Мягкие, бледно-зеленые тела надежно укрыты под гибкими пластинами брони — без нее кулганцы были легкой добычей. У этих созданий не было плеч как таковых, а руки больше напоминали пятипалые отростки, торчащие прямо из тела. Из-за коротких ног «грибам» приходилось использовать гравитационные подвески, что удерживали массивное тело над землей.
Выглядело все это предельно смешно, но только последний дурак рискнул бы потешаться над кулганцами. Чувство юмора у них отсутствует напрочь, так что можно и пулю в лоб схлопотать за такие вольности.
Кулганцы — «библиотекари галактики». Их планета — самым большой архив знаний.

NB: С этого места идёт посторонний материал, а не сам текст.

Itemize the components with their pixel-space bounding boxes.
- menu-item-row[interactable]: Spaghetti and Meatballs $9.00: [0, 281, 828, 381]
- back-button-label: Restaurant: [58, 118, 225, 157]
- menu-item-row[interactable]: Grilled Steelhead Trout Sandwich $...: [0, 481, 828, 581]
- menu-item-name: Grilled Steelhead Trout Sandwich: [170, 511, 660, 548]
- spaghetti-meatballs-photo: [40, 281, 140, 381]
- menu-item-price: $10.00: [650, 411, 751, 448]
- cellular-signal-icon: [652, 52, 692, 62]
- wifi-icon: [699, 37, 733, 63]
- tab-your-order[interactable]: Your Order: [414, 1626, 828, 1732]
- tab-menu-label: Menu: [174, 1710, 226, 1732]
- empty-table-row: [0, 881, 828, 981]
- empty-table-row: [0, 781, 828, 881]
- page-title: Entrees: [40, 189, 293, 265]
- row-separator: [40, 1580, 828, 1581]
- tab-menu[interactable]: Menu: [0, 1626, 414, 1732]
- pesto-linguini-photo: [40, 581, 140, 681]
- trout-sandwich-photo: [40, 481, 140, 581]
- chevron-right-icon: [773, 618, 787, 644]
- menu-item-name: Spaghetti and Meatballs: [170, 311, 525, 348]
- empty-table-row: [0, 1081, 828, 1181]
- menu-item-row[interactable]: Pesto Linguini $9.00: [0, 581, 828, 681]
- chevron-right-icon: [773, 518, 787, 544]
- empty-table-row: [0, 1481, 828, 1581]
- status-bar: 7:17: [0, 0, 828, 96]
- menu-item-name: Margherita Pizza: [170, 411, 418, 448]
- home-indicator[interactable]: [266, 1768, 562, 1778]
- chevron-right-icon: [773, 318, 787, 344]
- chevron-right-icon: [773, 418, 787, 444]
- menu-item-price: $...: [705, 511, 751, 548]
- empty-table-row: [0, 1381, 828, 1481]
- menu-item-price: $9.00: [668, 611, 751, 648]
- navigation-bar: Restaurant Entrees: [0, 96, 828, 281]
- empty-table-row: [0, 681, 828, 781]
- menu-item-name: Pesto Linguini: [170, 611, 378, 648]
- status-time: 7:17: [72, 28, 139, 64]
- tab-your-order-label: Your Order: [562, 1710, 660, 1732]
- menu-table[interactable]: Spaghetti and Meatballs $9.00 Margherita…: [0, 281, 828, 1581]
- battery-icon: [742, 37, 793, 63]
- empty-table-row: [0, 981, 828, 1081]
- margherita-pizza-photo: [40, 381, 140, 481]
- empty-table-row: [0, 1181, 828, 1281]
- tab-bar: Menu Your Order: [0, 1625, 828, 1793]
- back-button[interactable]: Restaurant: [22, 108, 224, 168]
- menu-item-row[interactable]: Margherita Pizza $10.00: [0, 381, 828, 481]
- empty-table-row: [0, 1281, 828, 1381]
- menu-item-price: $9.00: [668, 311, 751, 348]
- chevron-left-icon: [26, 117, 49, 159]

Если ты хочешь найти сведения о каком-то событии, изобретении, болезни — о чем угодно — то можно уверенно сказать: у кулганцев есть все, что ты захочешь.
Но и просят они за свои знания по полной программе.
— Присаживайся, вольный, — гриб смещается чуть в сторону и указывает на мягкое кожаное кресло. Сам он, разумеется, не садится — подвеска не позволяет.
Я частенько здесь бывал. В просторном кабинете, пахнущем переспевшей ежевикой и крепким алкоголем. Кулганцы — большие любителями высокоградусных напитков.
Через окна, полностью занимавшие одну из стен, льется слабый свет дождливого дня, из-за чего приходится зажечь несколько желтых сциловых ламп.
Много роскошной мебели, много ковров, картин и расписанных ваз с живыми цветами. Все этот так разительно отличалось от привычного минимализма, прямых углов и стерильной городской чистоты, что я первое время чувствовал себя путешественником во времени, метнувшемся лет на пятьсот назад.
— Мы признаемся честно, вольный, — кулганец тяжело развернулся и посмотрел на меня сверху вниз. В черных глазах-бусинках, почти скрытых широкой коричневой «шляпкой» — ни единого чувства или мысли. — Вознаграждение могло тебя и не дождаться.
Мертвые глаза насекомого. Так на тебя может смотреть паук: невозмутимо и холодно, как на кусок дерьма или пустое место. Чем я был для кулганца — вопрос сложный. Вероятно, что интересной зверушкой. Не секрет, что их ученые в свое время отлавливали двоедушников для изучения. Всестороннего и обстоятельного.
Стоит ли говорить, что никто из них не покинул Либрию — кулганскую родину — живым?
— Я расстарался, чтобы вернуться вовремя, — от предложенных напитков я благоразумно отказался. Крепкий алкоголь превращал меня в то еще животное.
— И нам нравится твой ответственный подход. Награда, в полном объеме, переведена на твой личный счет.
— Значит я могу быть свободен.
Я не спрашиваю, потому что не собираюсь задерживаться. Внутри неприятно давит и жжет, а на самом краешке сознания скребется тревога. Именно сейчас, в этом самом кабинете, творится что-то жуткое.
Я чувствую это кожей, но не могу объяснить. Угрозу внушают мне тени у стены, изгиб гравитационной подвески, излишняя тишина, которую нарушает только мое дыхание.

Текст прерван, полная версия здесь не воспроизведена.